Samuels family ready for sentencing after long trial



three people holding up sign

Demi Callender was ready to see justice for Mariah Samuels.

She, along with a full courtroom of family and friends, had waited months to see her cousin’s killer, David Wright, handed a life sentence. They had waited for Wright to finally hear the pain he made them endure.

When Friday’s sentencing hearing finally came around, their wait was finally over. Or, so they thought.

“We had plans today to celebrate justice, but yet again, this system has not only failed us, they have failed every victim that is a victim of domestic violence,” Callender said.

The delayed sentencing was just the latest in a string of decisions from officials that has left the family waiting for some kind of justice.

Wright is scheduled — for the second time — to receive a life sentence Monday afternoon. But the fight for justice will not be over, then, as the family continues to press the Minneapolis Police Department for accountability.

Last September, Wright, 51, fatally shot 34-year-old Samuels, a mother of two. That same morning, Samuels asked the police for help.

She reported that Wright, her ex-boyfriend, had violated a no-contact order after he pistol-whipped her the day she tried to end the relationship three weeks earlier.

A police officer who responded left after four minutes, falsely claiming in his report that she “felt safe,” according to a Minnesota Star Tribune investigation. About two hours later, Wright shot Samuels 10 times, killing her outside her home.

Since the start of April, family members have missed work to spend brutal days in court. They said they had to look at gruesome photos of their loved one’s body riddled with bullets and listen to Wright belittle her on the stand. The process was prolonged by Wright failing to show up to court on multiple occasions — including his Friday sentencing.

Family members, many from out of town, filled the courtroom benches that morning, ready to watch Wright receive a life sentence for first-degree murder without the possibility of parole. Wright was to hear their pain through victim impact statements.

But he didn’t show.

Prosecutors asked the judge to force Wright into court, arguing that a delay was endorsing Wright’s “utter and pure manipulation.” His attorneys said he was “unable” to attend but would not provide further explanation.

Ultimately, Judge Mark Kappelhoff decided to move the sentencing to Monday.

That decision was immediately met by wails of grief. The wait for Samuels’ family continued.

“Yet again, we have to go home and hold each other up because the system continuously smacks us in the face,” Callender said through tears.

Hennepin County Attorney Mary Moriarty came down to the Hennepin County Government Center lobby to offer the family support. She said her office demanded Kappelhoff force Wright to appear, as is within his power.

“The family has had to sit through this trial, they have said to me that they have had to look at him looking very smugly at them throughout the trial,” Moriarty said. “And then he exercises more manipulation and control by refusing to come to court for his sentencing.”

Samuels’ family had planned a celebration of justice that afternoon, anticipating the trial would come to a close. Although they did not get the closure they had hoped for, they refused to wait any longer, gathering at the house where Samuels’ life ended.

Samuels’ died in front of her father’s house, where he still has to live — forced to pass the spot, daily, where his daughter’s life was taken. Family members hope to move him out as soon as they can, but it’s currently too expensive.

That goal was further set back by the days of work they all took off for the trial.
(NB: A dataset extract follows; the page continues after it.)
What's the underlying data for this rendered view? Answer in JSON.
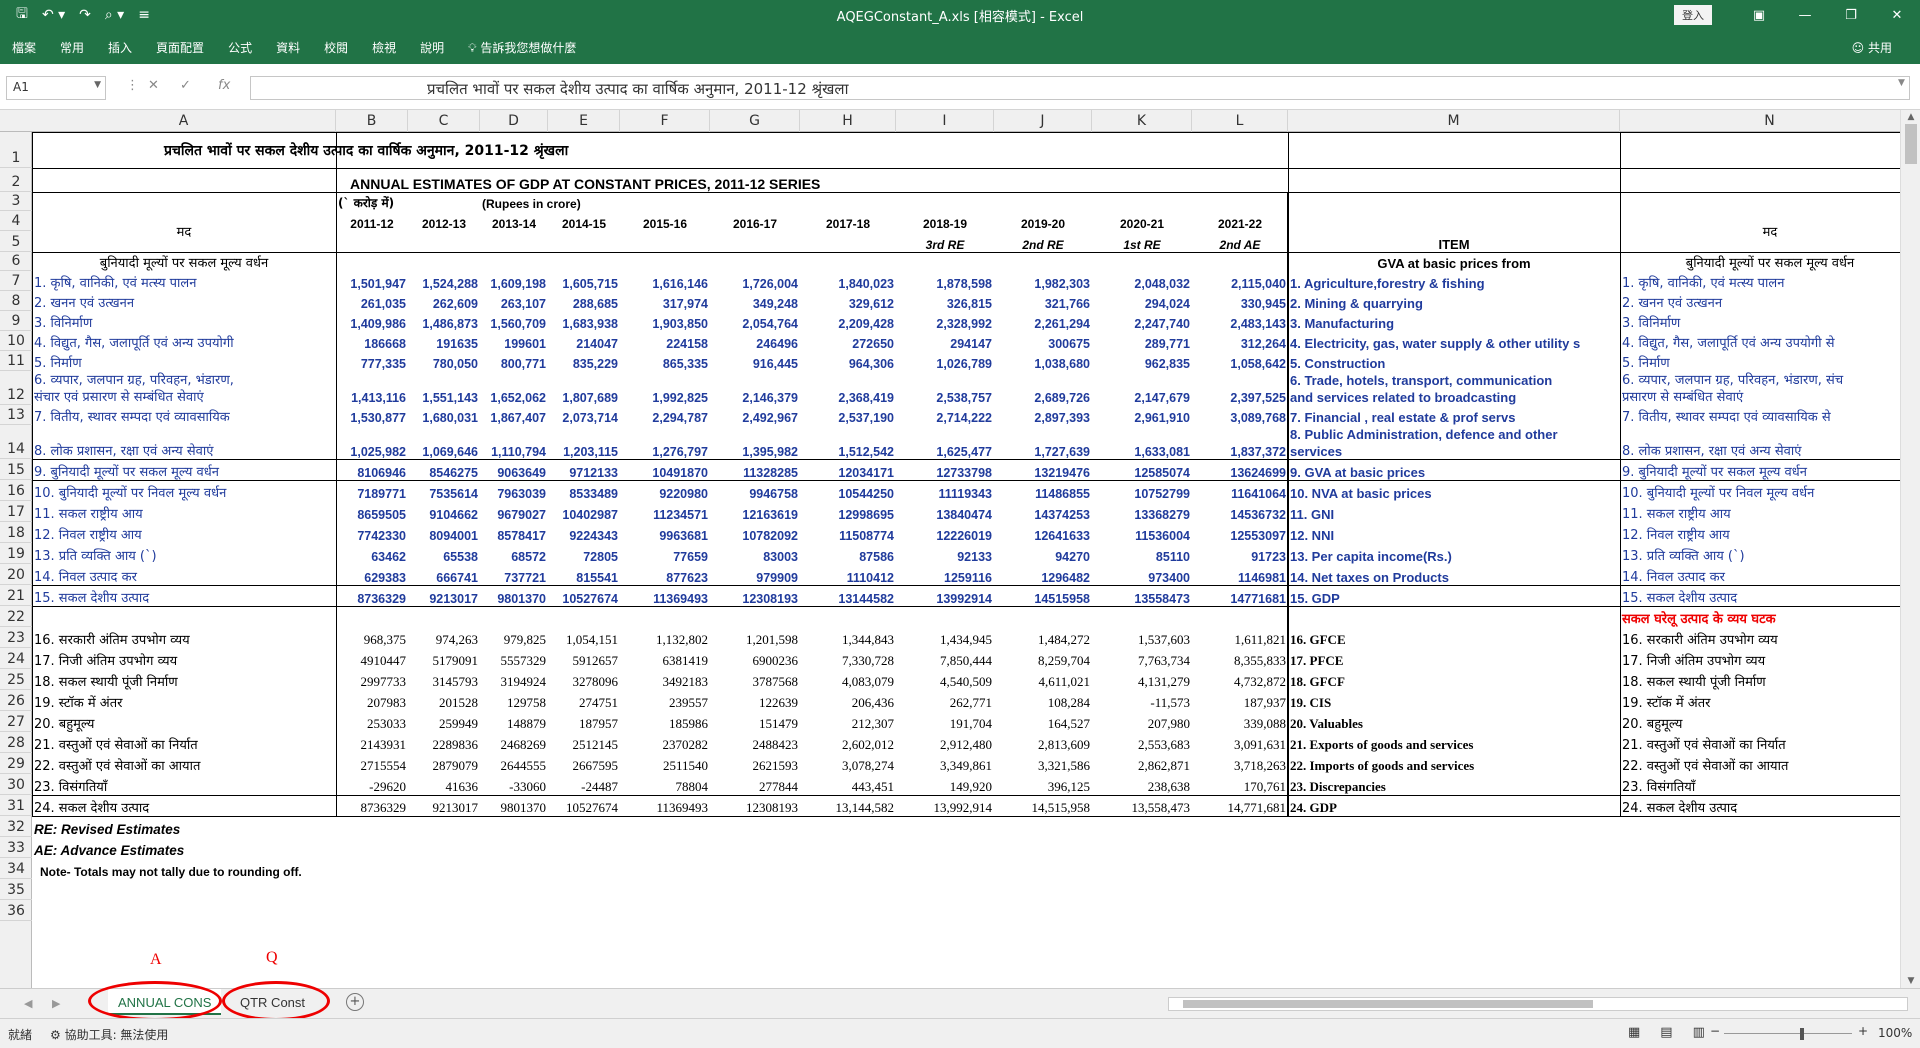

“We are still stuck with this,” said Simone Hunter, Samuels’ little sister. “We still have to come here every day. We had to clean the blood off the streets. We had to spruce things up.”

Family and community members planted a garden along the walkway to the house Friday afternoon. As they dug into the dirt, replacing old soil with purple and yellow flowers, Hunter felt her sister’s absence sharply.

Samuels had a beautiful spirit, she said. She was strong-willed and ready to help anybody. She was the “sun and the stars” to her family and they were her whole world.

Hunter said at the family gathering she wished her big sister was still by her side, especially as she fixed up her hair beforehand. Even if Hunter was wearing a “potato sack,” Samuels would have a way of raising her up, she said.

“Not many people are like that,” Hunter said. “Mariah just always knew how to uplift you and make you feel like you were a great person.”

After Wright is sentenced to life in prison Monday, Samuels said she will finally take some rest.

But then, she will continue pressing the Minneapolis Police Department for answers, she said, and speaking out about how the system fails victims of domestic violence. She won’t wait around for things to get better.

Police never assigned an investigator to Samuels’ domestic violence case before her murder, according to the Minnesota Star Tribune investigation. In response, Chief Brian O’Hara vowed to review the case and ordered all officers to be retrained in how to handle domestic violence calls.

Samuels’ case has been compared to those of Allison Lussier, an Indigenous woman found dead in her apartment in 2024 after reporting domestic violence to the police, and Davis Moturi, a Black man who was shot by a neighbor after months of asking police for help from the escalating harassment. The city auditor is anticipated to issue reports on MPD’s handling of both cases later this week.

Hunter said she wants more transparency from police — to share body camera footage and records — and for Mayor Jacob Frey to work with her family on a plan to ensure victims of domestic violence are better protected.

“Mariah should be alive. She did everything and then some to be protected by MPD,” Hunter said. “Their shortfallings left my family in an actual upheaval. We are beside ourselves with this.”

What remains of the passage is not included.